Earl tippt mir auf die Schulter. »Wir fahren los. Du musst jetzt
raus.« Er stellt sich neben die offene Tür und winkt mich zu sich.
»Ich fahre diese Etappe bei euch mit«, sage ich.
»Das geht nicht.«
»Warum nicht?«
»Weil irgendwer mitkriegt, dass du dich bei den Racklos rumtreibst,
und dich – oder wohl eher die Jungs hier – aus dem Zug schmeißt«, sagt er.
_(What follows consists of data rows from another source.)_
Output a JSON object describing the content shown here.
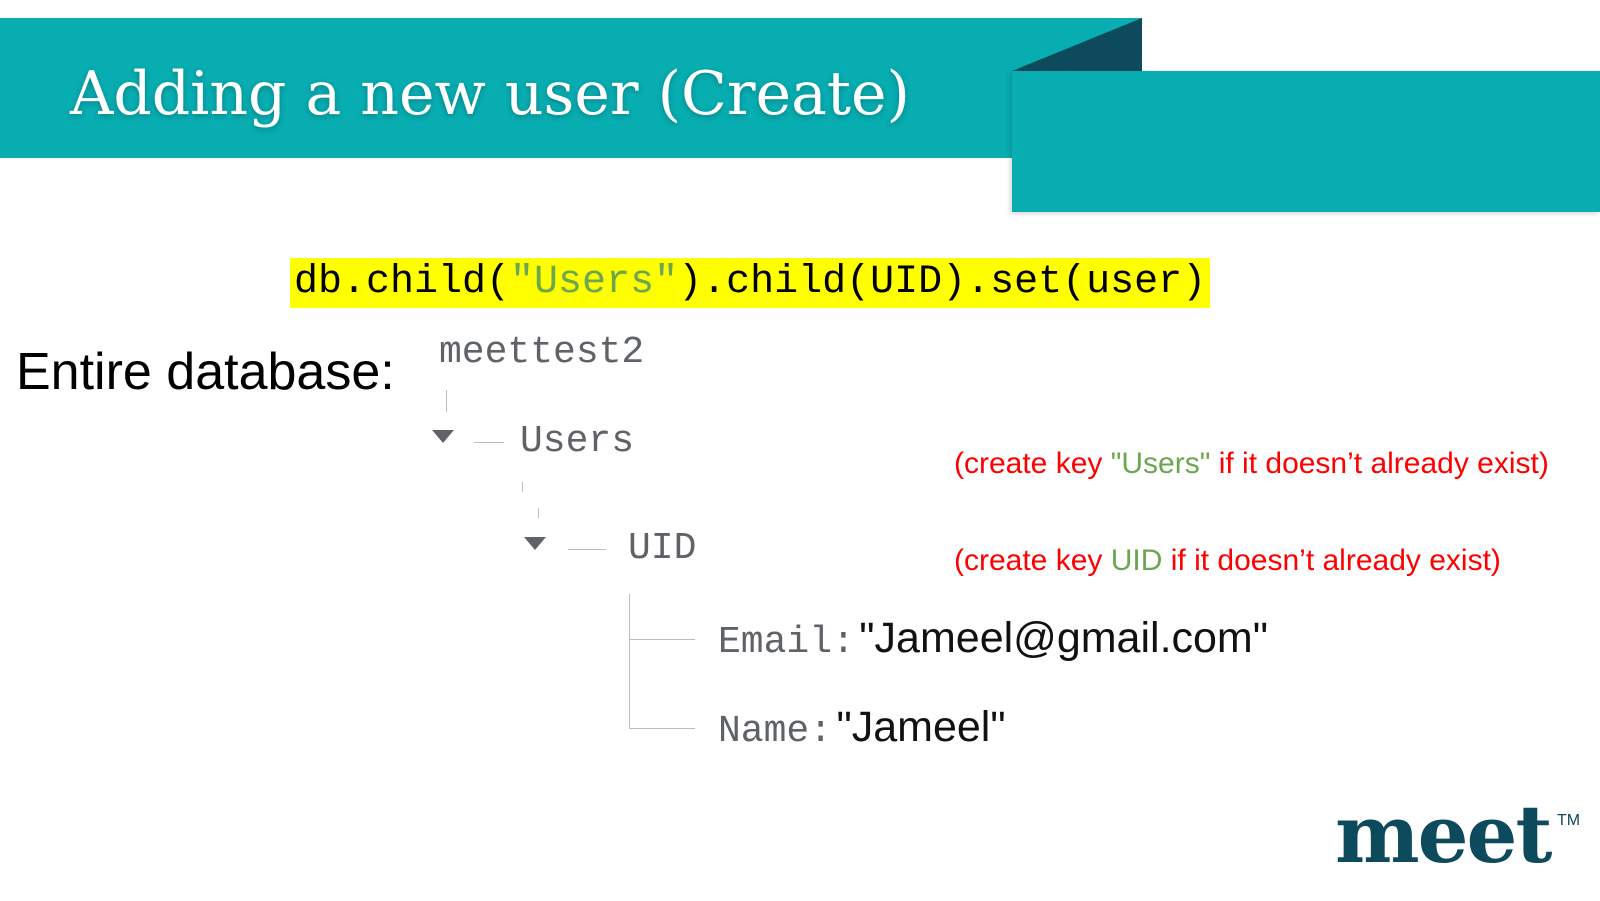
{
  "slide": {
    "title": "Adding a new user (Create)",
    "code": {
      "before": "db.child(",
      "string": "\"Users\"",
      "after": ").child(UID).set(user)"
    },
    "label": "Entire database:",
    "tree": {
      "root": "meettest2",
      "level1": "Users",
      "level2": "UID",
      "fields": [
        {
          "key": "Email:",
          "value": "\"Jameel@gmail.com\""
        },
        {
          "key": "Name:",
          "value": "\"Jameel\""
        }
      ]
    },
    "notes": [
      {
        "pre": "(create key ",
        "highlight": "\"Users\"",
        "post": " if it doesn’t already exist)"
      },
      {
        "pre": "(create key ",
        "highlight": "UID",
        "post": " if it doesn’t already exist)"
      }
    ],
    "logo": "meet",
    "trademark": "TM"
  },
  "colors": {
    "banner": "#07adb1",
    "banner_fold": "#0d4a5c",
    "code_highlight": "#ffff00",
    "note_text": "#ff0000",
    "note_highlight": "#6aa84f",
    "logo": "#0d4a5c"
  }
}
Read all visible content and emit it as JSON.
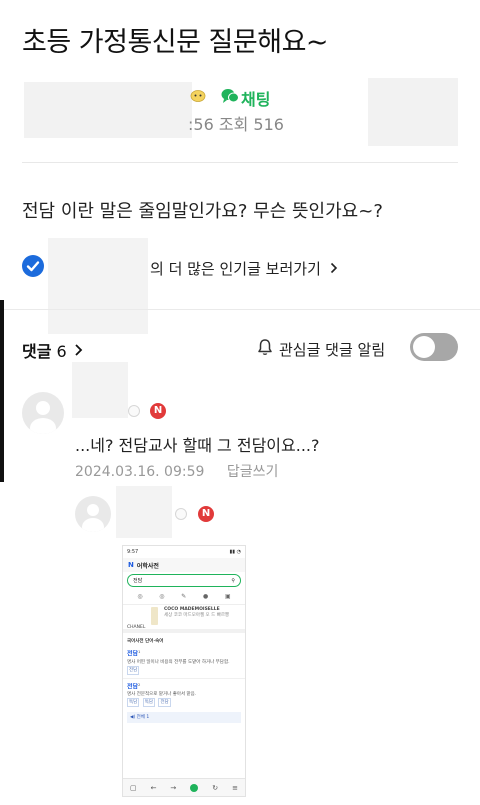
{
  "post": {
    "title": "초등 가정통신문 질문해요~",
    "chat_label": "채팅",
    "time_fragment": ":56",
    "views_label": "조회",
    "views_count": "516",
    "question": "전담 이란 말은 줄임말인가요? 무슨 뜻인가요~?",
    "popular_link": "의 더 많은 인기글 보러가기"
  },
  "comments": {
    "header_label": "댓글",
    "count": "6",
    "notify_label": "관심글 댓글 알림",
    "notify_on": false,
    "items": [
      {
        "badge": "N",
        "text": "...네? 전담교사 할때 그 전담이요...?",
        "date": "2024.03.16. 09:59",
        "reply_label": "답글쓰기"
      },
      {
        "badge": "N"
      }
    ]
  },
  "attachment": {
    "status_time": "9:57",
    "app_title": "어학사전",
    "search_value": "전담",
    "ad_brand": "CHANEL",
    "ad_product": "COCO MADEMOISELLE",
    "ad_desc": "세상 코코 마드모아젤 오 드 빠르뿡",
    "section_title": "국어사전 단어·숙어",
    "entry1_word": "전담",
    "entry1_desc": "명사 어떤 일이나 비용의 전부를 도맡아 하거나 부담함.",
    "entry1_tag": "전담",
    "entry2_word": "전담",
    "entry2_desc": "명사 전문적으로 맡거나 좋아서 맡음.",
    "entry2_tags": [
      "독담",
      "독담",
      "전담"
    ],
    "audio_label": "전체 1"
  },
  "colors": {
    "accent_green": "#1fb35b",
    "verified_blue": "#1c6bdc",
    "badge_red": "#e13a3a",
    "toggle_off": "#a7a7a7"
  }
}
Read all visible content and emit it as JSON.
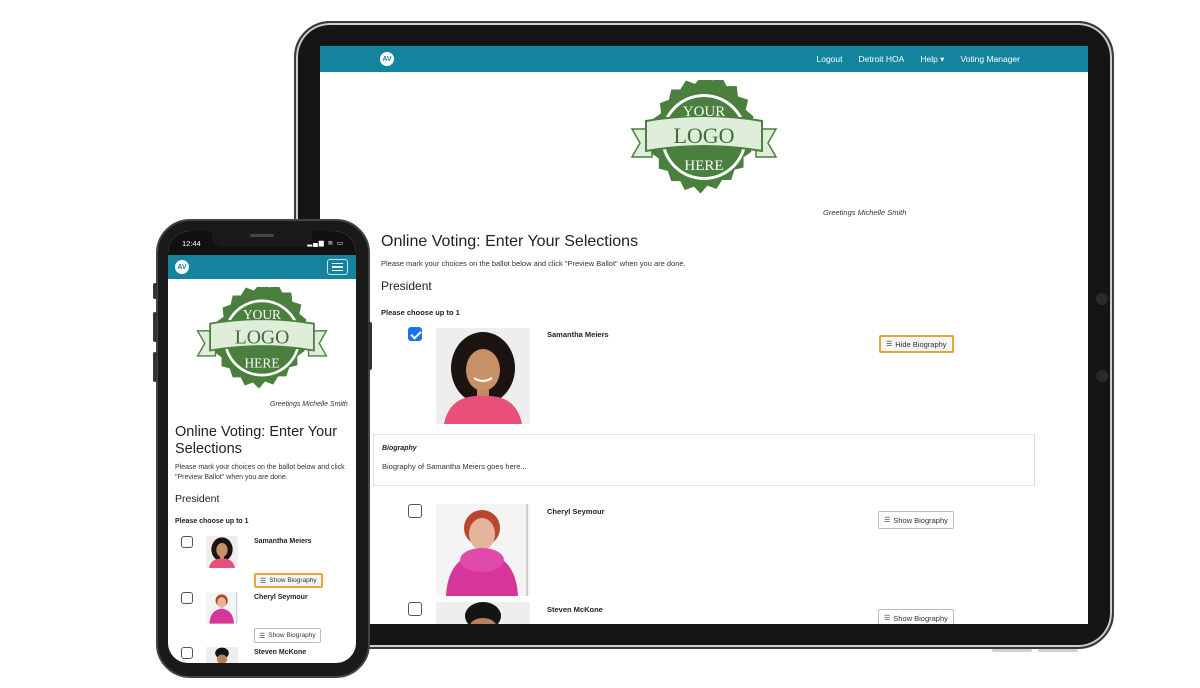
{
  "nav": {
    "logo_text": "AV",
    "links": [
      "Logout",
      "Detroit HOA",
      "Help ▾",
      "Voting Manager"
    ]
  },
  "logo": {
    "line1": "YOUR",
    "line2": "LOGO",
    "line3": "HERE"
  },
  "greeting": "Greetings Michelle Smith",
  "title": "Online Voting: Enter Your Selections",
  "intro": "Please mark your choices on the ballot below and click \"Preview Ballot\" when you are done.",
  "section": "President",
  "choose": "Please choose up to 1",
  "candidates": [
    {
      "name": "Samantha Meiers",
      "checked": true,
      "tablet_button": "Hide Biography",
      "phone_button": "Show Biography"
    },
    {
      "name": "Cheryl Seymour",
      "checked": false,
      "tablet_button": "Show Biography",
      "phone_button": "Show Biography"
    },
    {
      "name": "Steven McKone",
      "checked": false,
      "tablet_button": "Show Biography",
      "phone_button": "Show Biography"
    }
  ],
  "biography": {
    "heading": "Biography",
    "text": "Biography of Samantha Meiers goes here..."
  },
  "phone_status": {
    "time": "12:44",
    "icons": "▂▄▆ ≋ ▭"
  },
  "colors": {
    "nav": "#14849e",
    "logo_green": "#4a7f3e",
    "logo_light": "#dfeedb",
    "checkbox": "#1a73e8",
    "button_highlight": "#e8a43a"
  },
  "icons": {
    "bio_button": "list-icon",
    "menu": "hamburger-icon",
    "nav_brand": "brand-icon"
  }
}
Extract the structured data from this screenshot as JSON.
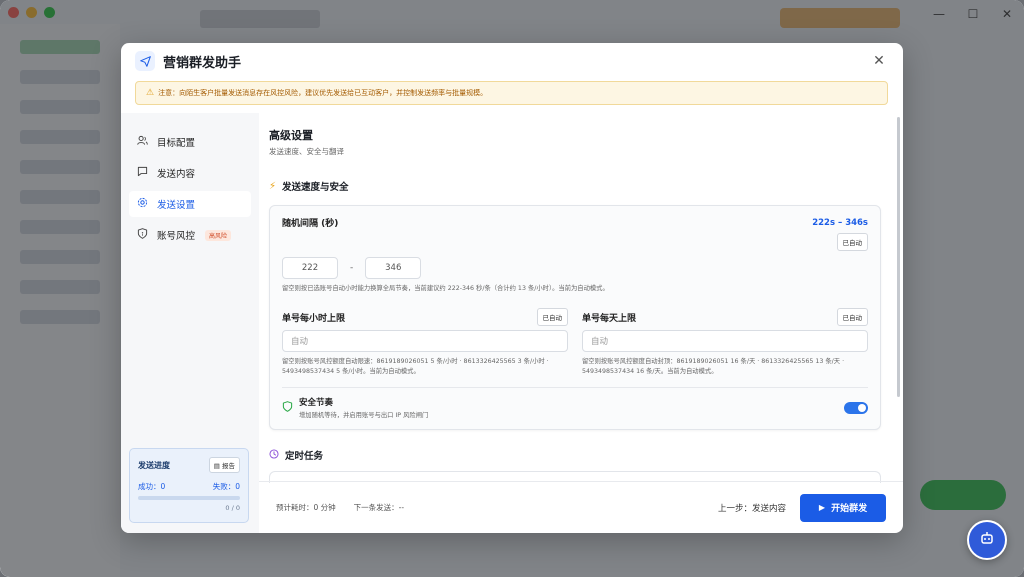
{
  "window": {
    "controls": {
      "minimize": "—",
      "maximize": "☐",
      "close": "✕"
    }
  },
  "modal": {
    "title": "营销群发助手",
    "close_icon": "✕",
    "warning": "注意：向陌生客户批量发送消息存在风控风险，建议优先发送给已互动客户，并控制发送频率与批量规模。"
  },
  "nav": {
    "items": [
      {
        "label": "目标配置",
        "icon": "users-icon",
        "active": false
      },
      {
        "label": "发送内容",
        "icon": "message-icon",
        "active": false
      },
      {
        "label": "发送设置",
        "icon": "gear-icon",
        "active": true
      },
      {
        "label": "账号风控",
        "icon": "shield-icon",
        "active": false,
        "badge": "高风险"
      }
    ]
  },
  "progress": {
    "title": "发送进度",
    "report_label": "报告",
    "success_label": "成功：0",
    "fail_label": "失败：0",
    "count": "0 / 0",
    "percent": 0
  },
  "settings": {
    "title": "高级设置",
    "subtitle": "发送速度、安全与翻译",
    "speed_group": "发送速度与安全",
    "interval": {
      "label": "随机间隔 (秒)",
      "range_text": "222s – 346s",
      "auto_label": "已自动",
      "min": "222",
      "max": "346",
      "hint": "留空则按已选账号自动小时能力换算全局节奏，当前建议约 222-346 秒/条（合计约 13 条/小时）。当前为自动模式。"
    },
    "hourly": {
      "label": "单号每小时上限",
      "auto_label": "已自动",
      "placeholder": "自动",
      "hint": "留空则按账号风控额度自动限速：8619189026051 5 条/小时 · 8613326425565 3 条/小时 · 5493498537434 5 条/小时。当前为自动模式。"
    },
    "daily": {
      "label": "单号每天上限",
      "auto_label": "已自动",
      "placeholder": "自动",
      "hint": "留空则按账号风控额度自动封顶：8619189026051 16 条/天 · 8613326425565 13 条/天 · 5493498537434 16 条/天。当前为自动模式。"
    },
    "safe": {
      "title": "安全节奏",
      "subtitle": "增加随机等待，并启用账号与出口 IP 风险闸门",
      "enabled": true
    },
    "schedule_group": "定时任务"
  },
  "footer": {
    "eta": "预计耗时：0 分钟",
    "next_send": "下一条发送：--",
    "prev_label": "上一步：发送内容",
    "start_label": "开始群发"
  },
  "colors": {
    "accent": "#1b5ce6",
    "warning_bg": "#fdf6e3",
    "warning_text": "#a35a00",
    "toggle_on": "#2b74ea",
    "bot_bg": "#2f5bd9"
  }
}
»Verdammt, Earl, sorgst du nicht für die Sicherheit? Sag ihnen, sie
sollen sich verziehen.«
»Ich gehöre zum Hauptabschnitt. Das hier ist Blackies Revier«, sagt
er und winkt immer hektischer. »Mach schon!«
Ich sehe in Camels flehende, angsterfüllte Augen. »Ich muss gehen«,
sage ich. »In Dubuque komme ich zurück. Du wirst schon wieder. Wir bringen dich
zu einem Arzt.«
»Ich hab kein Geld.«
»Schon in Ordnung. Wir finden eine Lösung.«
»Komm schon!«, brüllt Earl.
Ich lege dem alten Mann eine Hand auf die Schulter. »Wir lassen uns
etwas einfallen. Okay?«
Camels Blick flackert, er hat Tränen in den Augen.
»Okay?«
Er nickt. Einmal nur.
Ich stehe auf und gehe zur Tür. »Verdammt«, sage ich, als ich die
rasch vorbeiziehende Landschaft sehe. »Wir sind schon schneller, als ich
dachte.«
»Und langsamer werden wir sicher nicht mehr«, sagt Earl, legt mir
eine Hand mitten auf den Rücken und stößt mich zur Tür hinaus.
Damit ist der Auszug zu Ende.